As part of its cover-up of Bush administration war crimes, the Obama administration announced June 30 that it would shut down 99 investigations into deaths of prisoners in US custody during the so-called “war on terror,” leaving only two investigations with the potential to develop into criminal prosecutions.

The announcement underscores the fact that the anti-democratic policies developed during the presidency of George W. Bush continue unchallenged under President Barack Obama, who is doing everything in his power to keep the lid on the crimes of his predecessor.

Following the events of September 11, 2001, the Bush administration quickly and quietly erected a network of secret prisons and “black sites,” where opponents of US imperialism in the Middle East—as well as, in many cases, their friends, relatives and acquaintances—were jailed, tortured and murdered.

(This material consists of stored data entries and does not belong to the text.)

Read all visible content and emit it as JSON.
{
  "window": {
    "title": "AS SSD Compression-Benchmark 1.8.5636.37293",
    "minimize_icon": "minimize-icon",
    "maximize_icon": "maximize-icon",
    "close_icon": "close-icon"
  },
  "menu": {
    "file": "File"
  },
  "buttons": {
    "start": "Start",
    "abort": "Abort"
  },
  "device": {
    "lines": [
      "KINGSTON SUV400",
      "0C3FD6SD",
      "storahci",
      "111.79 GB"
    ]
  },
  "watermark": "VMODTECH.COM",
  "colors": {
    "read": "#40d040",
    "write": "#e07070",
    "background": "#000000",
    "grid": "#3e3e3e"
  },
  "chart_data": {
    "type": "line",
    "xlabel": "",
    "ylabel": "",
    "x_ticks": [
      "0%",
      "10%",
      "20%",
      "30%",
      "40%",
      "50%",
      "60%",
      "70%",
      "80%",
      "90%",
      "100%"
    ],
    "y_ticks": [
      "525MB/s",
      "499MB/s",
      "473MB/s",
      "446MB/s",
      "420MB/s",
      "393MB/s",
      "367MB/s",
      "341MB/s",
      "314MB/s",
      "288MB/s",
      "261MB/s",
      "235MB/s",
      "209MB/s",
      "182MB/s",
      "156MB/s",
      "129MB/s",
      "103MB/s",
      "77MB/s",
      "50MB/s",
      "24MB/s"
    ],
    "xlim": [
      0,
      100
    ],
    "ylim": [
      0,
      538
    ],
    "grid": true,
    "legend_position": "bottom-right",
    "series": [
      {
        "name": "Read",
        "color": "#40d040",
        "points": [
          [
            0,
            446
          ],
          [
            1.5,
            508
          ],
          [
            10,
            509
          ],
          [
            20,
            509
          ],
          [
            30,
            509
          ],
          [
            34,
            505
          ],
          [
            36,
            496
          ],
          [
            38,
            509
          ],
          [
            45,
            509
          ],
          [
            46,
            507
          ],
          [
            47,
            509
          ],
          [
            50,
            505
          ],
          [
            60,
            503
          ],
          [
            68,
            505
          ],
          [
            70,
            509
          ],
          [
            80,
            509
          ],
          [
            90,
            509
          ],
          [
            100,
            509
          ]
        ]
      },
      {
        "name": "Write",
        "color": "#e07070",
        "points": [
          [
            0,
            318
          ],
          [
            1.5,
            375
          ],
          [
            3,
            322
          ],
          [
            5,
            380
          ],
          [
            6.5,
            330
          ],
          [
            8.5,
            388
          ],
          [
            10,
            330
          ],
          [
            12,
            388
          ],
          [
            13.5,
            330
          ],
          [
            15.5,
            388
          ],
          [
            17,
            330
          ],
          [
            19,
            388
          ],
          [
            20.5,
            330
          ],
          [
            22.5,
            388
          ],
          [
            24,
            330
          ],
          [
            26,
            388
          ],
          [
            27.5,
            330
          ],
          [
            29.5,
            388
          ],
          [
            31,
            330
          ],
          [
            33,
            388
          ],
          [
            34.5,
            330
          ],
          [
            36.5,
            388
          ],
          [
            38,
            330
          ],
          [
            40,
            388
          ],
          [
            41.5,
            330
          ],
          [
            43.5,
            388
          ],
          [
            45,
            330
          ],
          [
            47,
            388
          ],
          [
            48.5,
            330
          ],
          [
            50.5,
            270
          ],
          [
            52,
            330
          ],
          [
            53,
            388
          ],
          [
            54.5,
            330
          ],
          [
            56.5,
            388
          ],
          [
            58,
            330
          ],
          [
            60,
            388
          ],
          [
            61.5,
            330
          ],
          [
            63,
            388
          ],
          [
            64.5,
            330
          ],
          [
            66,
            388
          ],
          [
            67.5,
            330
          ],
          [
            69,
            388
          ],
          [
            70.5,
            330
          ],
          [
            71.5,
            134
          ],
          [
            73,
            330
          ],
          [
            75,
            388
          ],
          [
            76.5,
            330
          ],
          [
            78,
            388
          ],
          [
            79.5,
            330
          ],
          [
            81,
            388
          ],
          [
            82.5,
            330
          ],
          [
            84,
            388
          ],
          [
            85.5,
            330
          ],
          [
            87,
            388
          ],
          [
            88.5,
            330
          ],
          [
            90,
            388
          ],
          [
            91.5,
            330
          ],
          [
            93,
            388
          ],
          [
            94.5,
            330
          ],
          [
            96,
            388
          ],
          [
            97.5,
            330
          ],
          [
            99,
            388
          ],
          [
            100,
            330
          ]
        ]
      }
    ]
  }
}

The Obama administration has continued and expanded the anti-democratic methods of the Bush administration, including the use of presidential assassination orders, indefinite detention without trial or charges, blocking court cases that threaten to reveal torture, domestic spying, prosecution of whistle-blowers, “rendition” of alleged terrorists to countries that practice torture, open violations of US and international law, including the War Powers Act in the case of Libya and the Geneva Conventions more generally, and the maintenance of illegal torture camps such as the infamous facility at Guantanamo Bay, Cuba.

The administration’s 101 investigations into torture deaths were a token measure to begin with. The investigations were initiated in 2009 and were designed to placate popular disgust with torture and other crimes carried out under Bush.

The 101 cases by no means include every death in US custody, and rather conveniently, no case in which the torture victim survived was selected for investigation. The investigations proceeded on the explicit basis that the infamous Bush Justice Department torture memos would not be challenged. Neither would the Bush-era policy of “enhanced interrogation” (a euphemism for torture). The only question that was to be pursued in the investigations was whether the Central Intelligence Agency operatives in the 101 selected death cases had violated Bush administration guidelines. Saddled with such limitations from the outset, the investigations could barely scratch the surface of government-sanctioned war crimes.

Echoing Obama’s mantra of “looking forward, not backward,” Attorney General Holder announced June 30 that 99 of the 101 cases did not warrant further investigation.

“I welcome the news that the broader inquiries are behind us,” remarked Leon Panetta, who left his post as CIA director July 1 to become secretary of defense. “We are now finally about to close this chapter of our agency’s history,” he added. Panetta was referring not to closing the chapter in which torture took place, but closing the chapter in which the agency’s practices were subjected to any form of official scrutiny.